L’édification de cette habitation avait été confiée à un stâ qui lui a donné son allure si sfaxienne. En fait de dâr, il s’agit là d’un bâtiment qui a allié les fonctions de centre de pouvoir et de résidence familiale. Ses dimensions aussi bien que l’organisation de son espace intérieur en témoignent : entrée
très vaste avec drîba etsgîfas en chicane précédées d’une porte monumentale et dotée de banquettes en maçonnerie, grande cour sur laquelle donnent trois bayt al-qbou (chambres en «T» renversé, dotées de deux petites pièces de part et d’autre du kbou qui tient lieu de «salon», ainsi que d’alcôves latérales). Trois caves ont été aménagées en sous-sol autour du patio pour abriter matériels et provisions. La première sgîfa (hall d’accès à la maison) dessert un étage via d’étroits escaliers qui conduisent à une vaste bayt al-qbou avec un espace de distribution couvert. La décoration des façades extérieures des pièces du rez-de-chaussée de même que la décoration intérieure des chambres trahissent une très forte influence.

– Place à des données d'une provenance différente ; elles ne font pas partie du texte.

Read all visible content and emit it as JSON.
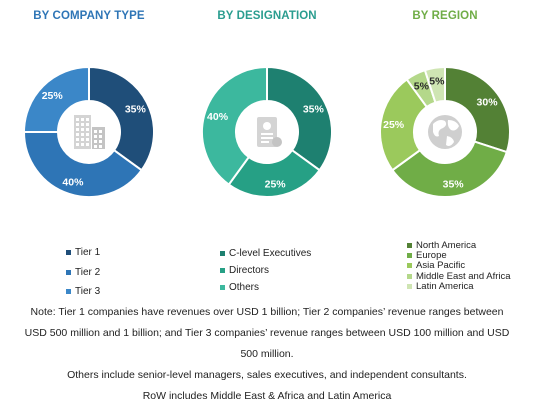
{
  "charts": [
    {
      "id": "company",
      "title": "BY COMPANY TYPE",
      "title_color": "#2e75b6",
      "icon": "building-icon",
      "segments": [
        {
          "label": "Tier 1",
          "value": 35,
          "color": "#1f4e79"
        },
        {
          "label": "Tier 2",
          "value": 40,
          "color": "#2e75b6"
        },
        {
          "label": "Tier 3",
          "value": 25,
          "color": "#3b87c8"
        }
      ]
    },
    {
      "id": "designation",
      "title": "BY DESIGNATION",
      "title_color": "#2a9d8f",
      "icon": "id-card-icon",
      "segments": [
        {
          "label": "C-level Executives",
          "value": 35,
          "color": "#1e8070"
        },
        {
          "label": "Directors",
          "value": 25,
          "color": "#26a085"
        },
        {
          "label": "Others",
          "value": 40,
          "color": "#3cb89e"
        }
      ]
    },
    {
      "id": "region",
      "title": "BY REGION",
      "title_color": "#70ad47",
      "icon": "globe-icon",
      "segments": [
        {
          "label": "North America",
          "value": 30,
          "color": "#538135"
        },
        {
          "label": "Europe",
          "value": 35,
          "color": "#70ad47"
        },
        {
          "label": "Asia Pacific",
          "value": 25,
          "color": "#9bc95c"
        },
        {
          "label": "Middle East and Africa",
          "value": 5,
          "color": "#b4d88a"
        },
        {
          "label": "Latin America",
          "value": 5,
          "color": "#cfe5b3"
        }
      ]
    }
  ],
  "chart_data": [
    {
      "type": "pie",
      "title": "BY COMPANY TYPE",
      "categories": [
        "Tier 1",
        "Tier 2",
        "Tier 3"
      ],
      "values": [
        35,
        40,
        25
      ],
      "unit": "%"
    },
    {
      "type": "pie",
      "title": "BY DESIGNATION",
      "categories": [
        "C-level Executives",
        "Directors",
        "Others"
      ],
      "values": [
        35,
        25,
        40
      ],
      "unit": "%"
    },
    {
      "type": "pie",
      "title": "BY REGION",
      "categories": [
        "North America",
        "Europe",
        "Asia Pacific",
        "Middle East and Africa",
        "Latin America"
      ],
      "values": [
        30,
        35,
        25,
        5,
        5
      ],
      "unit": "%"
    }
  ],
  "notes": {
    "line1": "Note: Tier 1 companies have revenues over USD 1 billion; Tier 2 companies’ revenue ranges between USD 500 million and 1 billion; and Tier 3 companies’ revenue ranges between USD 100 million and USD 500 million.",
    "line2": "Others include senior-level managers, sales executives, and independent consultants.",
    "line3": "RoW includes Middle East & Africa and Latin America"
  }
}
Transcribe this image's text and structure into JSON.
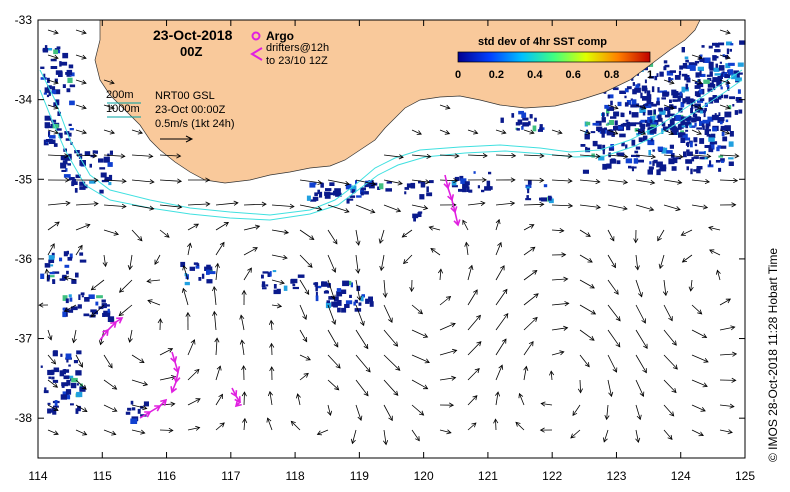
{
  "header": {
    "date": "23-Oct-2018",
    "time": "00Z"
  },
  "legend": {
    "argo_label": "Argo",
    "drifters_line1": "drifters@12h",
    "drifters_line2": "to 23/10 12Z",
    "argo_color": "#e020e0",
    "drifter_color": "#e020e0"
  },
  "land_annotations": {
    "isobath_200": "200m",
    "isobath_1000": "1000m",
    "product": "NRT00 GSL",
    "product_time": "23-Oct 00:00Z",
    "scale_label": "0.5m/s (1kt 24h)"
  },
  "colorbar": {
    "title": "std dev of 4hr SST comp",
    "ticks": [
      "0",
      "0.2",
      "0.4",
      "0.6",
      "0.8",
      "1"
    ],
    "colors": [
      "#000090",
      "#0040ff",
      "#00c0ff",
      "#40ff80",
      "#e0ff00",
      "#ff8000",
      "#c00000"
    ]
  },
  "axes": {
    "x_ticks": [
      "114",
      "115",
      "116",
      "117",
      "118",
      "119",
      "120",
      "121",
      "122",
      "123",
      "124",
      "125"
    ],
    "y_ticks": [
      "-33",
      "-34",
      "-35",
      "-36",
      "-37",
      "-38"
    ]
  },
  "credit": "© IMOS 28-Oct-2018 11:28 Hobart Time",
  "colors": {
    "land": "#f9c99b",
    "isobath": "#40e0e0",
    "frame": "#000000"
  }
}
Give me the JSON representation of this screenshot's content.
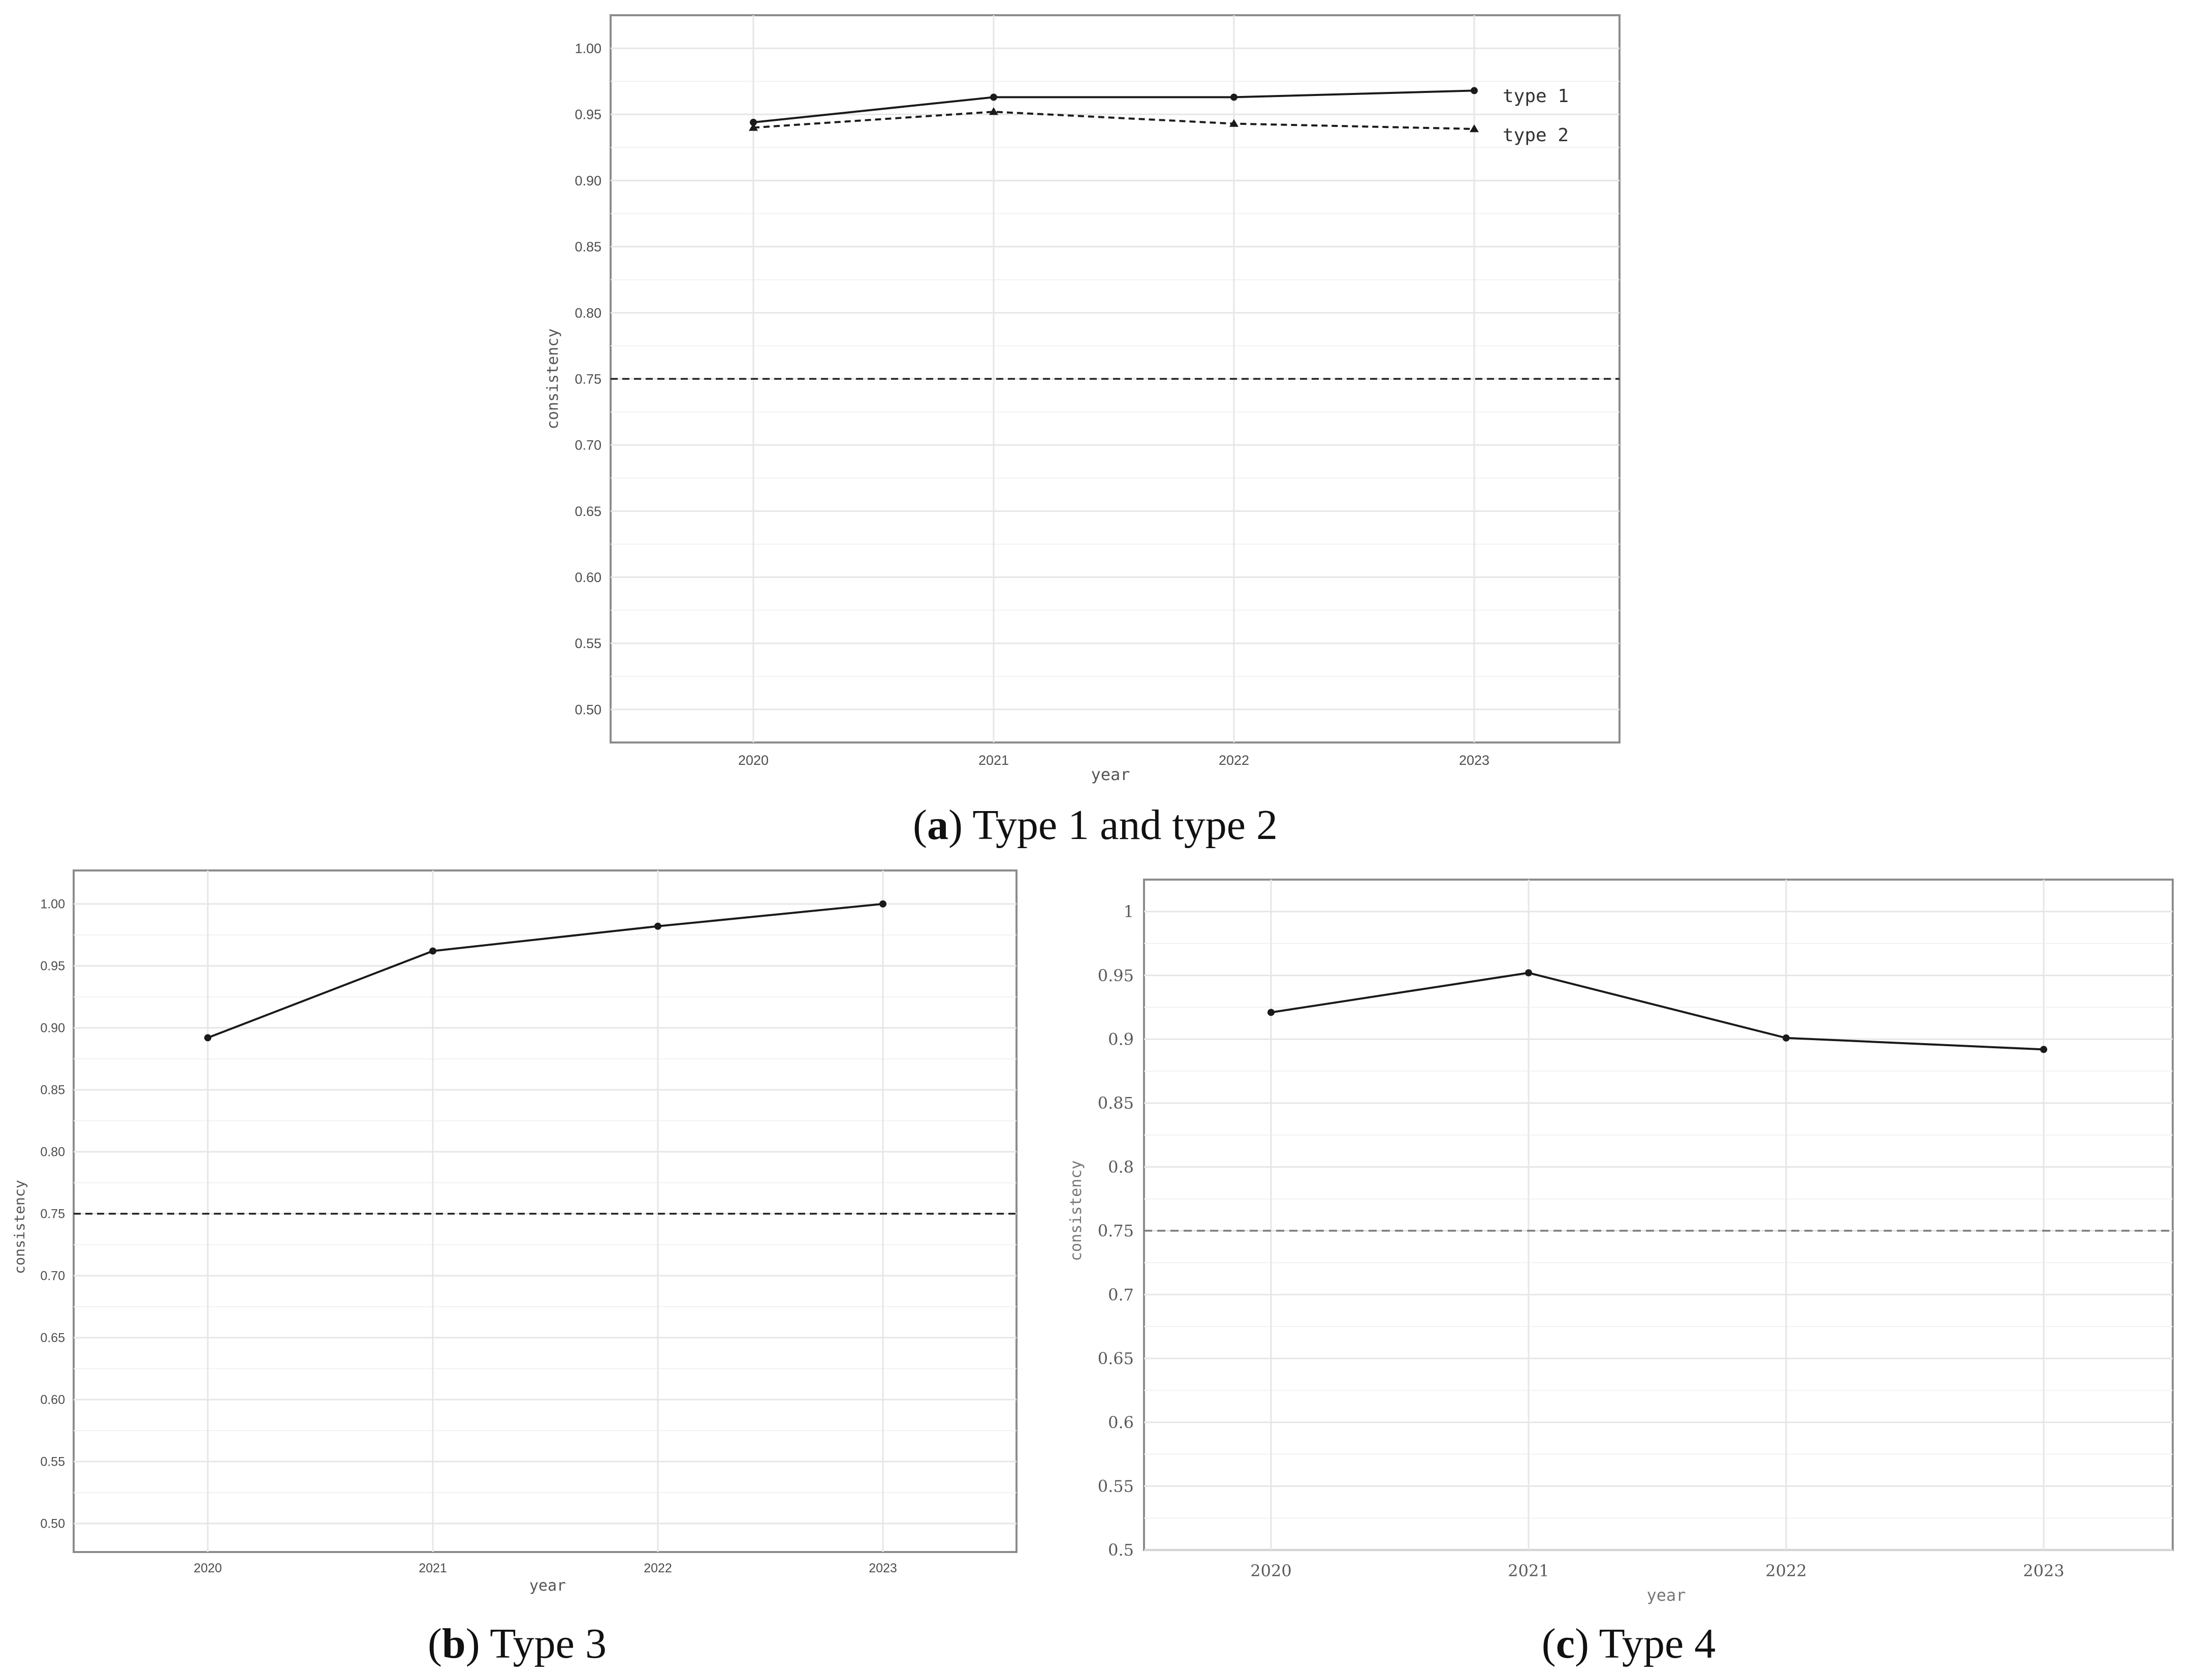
{
  "chart_data": [
    {
      "type": "line",
      "panel": "a",
      "caption": {
        "letter": "a",
        "text": "Type 1 and type 2"
      },
      "xlabel": "year",
      "ylabel": "consistency",
      "x": [
        "2020",
        "2021",
        "2022",
        "2023"
      ],
      "ylim": [
        0.475,
        1.025
      ],
      "yticks": [
        "0.50",
        "0.55",
        "0.60",
        "0.65",
        "0.70",
        "0.75",
        "0.80",
        "0.85",
        "0.90",
        "0.95",
        "1.00"
      ],
      "reference_line": 0.75,
      "grid": true,
      "series": [
        {
          "name": "type 1",
          "values": [
            0.944,
            0.963,
            0.963,
            0.968
          ],
          "marker": "circle",
          "dash": "solid"
        },
        {
          "name": "type 2",
          "values": [
            0.94,
            0.952,
            0.943,
            0.939
          ],
          "marker": "triangle",
          "dash": "dashed"
        }
      ]
    },
    {
      "type": "line",
      "panel": "b",
      "caption": {
        "letter": "b",
        "text": "Type 3"
      },
      "xlabel": "year",
      "ylabel": "consistency",
      "x": [
        "2020",
        "2021",
        "2022",
        "2023"
      ],
      "ylim": [
        0.477,
        1.027
      ],
      "yticks": [
        "0.50",
        "0.55",
        "0.60",
        "0.65",
        "0.70",
        "0.75",
        "0.80",
        "0.85",
        "0.90",
        "0.95",
        "1.00"
      ],
      "reference_line": 0.75,
      "grid": true,
      "series": [
        {
          "values": [
            0.892,
            0.962,
            0.982,
            1.0
          ],
          "marker": "circle",
          "dash": "solid"
        }
      ]
    },
    {
      "type": "line",
      "panel": "c",
      "caption": {
        "letter": "c",
        "text": "Type 4"
      },
      "xlabel": "year",
      "ylabel": "consistency",
      "x": [
        "2020",
        "2021",
        "2022",
        "2023"
      ],
      "ylim": [
        0.5,
        1.025
      ],
      "yticks": [
        "0.5",
        "0.55",
        "0.6",
        "0.65",
        "0.7",
        "0.75",
        "0.8",
        "0.85",
        "0.9",
        "0.95",
        "1"
      ],
      "reference_line": 0.75,
      "grid": true,
      "series": [
        {
          "values": [
            0.921,
            0.952,
            0.901,
            0.892
          ],
          "marker": "circle",
          "dash": "solid"
        }
      ]
    }
  ]
}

Belles et vieilles demeures

C’est, évidemment, dans les parties anciennes de la ville que l’on va retrouver l’essentiel de son patrimoine monumental et architectural. Par suite des nombreuses secousses qui ont ponctué l’histoire de cette localité (la dernière en date étant la Seconde Guerre mondiale qui a infligé à la cité de sérieux dégâts et occasionné la perte d’une grande partie de la Kasbah, ainsi que de belles et vieilles demeures et de marabouts suite à l’explosion,en 1943, d’une poudrière installée dans l’enceinte de la citadelle, sabotage provoqué par l’armée française avant la prise de la ville par les troupes allemandes), Gafsa a perdu des pans entiers de ce patrimoine, pertes aggravées par l’absence, des décennies durant, d’une volonté réelle de la part des autorités de sauvegarder et de mettre en valeur ce qui en restait. Aussi, si le tissu urbain s’est maintenu avec ses ruelles, ses impasses, ses placettes et ses quatorze passages voûtés (sibât, dit-on à Gafsa) ; avec ses lieux de culte comprenant mosquées et zaouias, ses aires commerciales etses espaces de loisirstraditionnels(en fait, des cafés et quelques bancs en maçonnerie sous les rares passages voûtés où se regroupaient les anciens du quartier), l’allure générale de la vieille ville ne se distingue pas par l’originalité (c’est-à-dire l’authenticité) de son architecture.

 

Monuments Historiques

Pour autant, dans une étude effectuée par un groupe de chercheurs tunisiens, espagnols et italiens à la faveur d’un projet intitulé “La mémoire des maisons”, initié par l’ASM de Gafsa et coordonné par son président, dans le cadre du programme européen Med-Urbs, on ne recense pas moins de 149 espaces patrimoniaux dans cette ville, couvrant toutes les ères historiques par lesquelles elle est passée, de l’Antiquité à l’époque coloniale. Il s’agit de monuments historiques, de lieux de culte anciens, de résidences traditionnelles, de passages voûtés et de façades de bâtiments. Depuis ce recensement, bien des locaux à caractère privé se sont dégradés, ont été défigurés ou tout simplement détruits, telle cette superbe demeure patricienne qu’était Dar Smaoui, assurément la plus grande, parmi les plus anciennes et la plus somptueuse de la Médina de Gafsa. Seuls les édifices à vocation religieuse ou le “palais” Dar Loungou, racheté par l’Etat, ainsi que Dar Chérif, ont fait l’objet de soins particuliers qui se sont traduits par un entretien et des restaurations qui ont permis leur sauvegarde.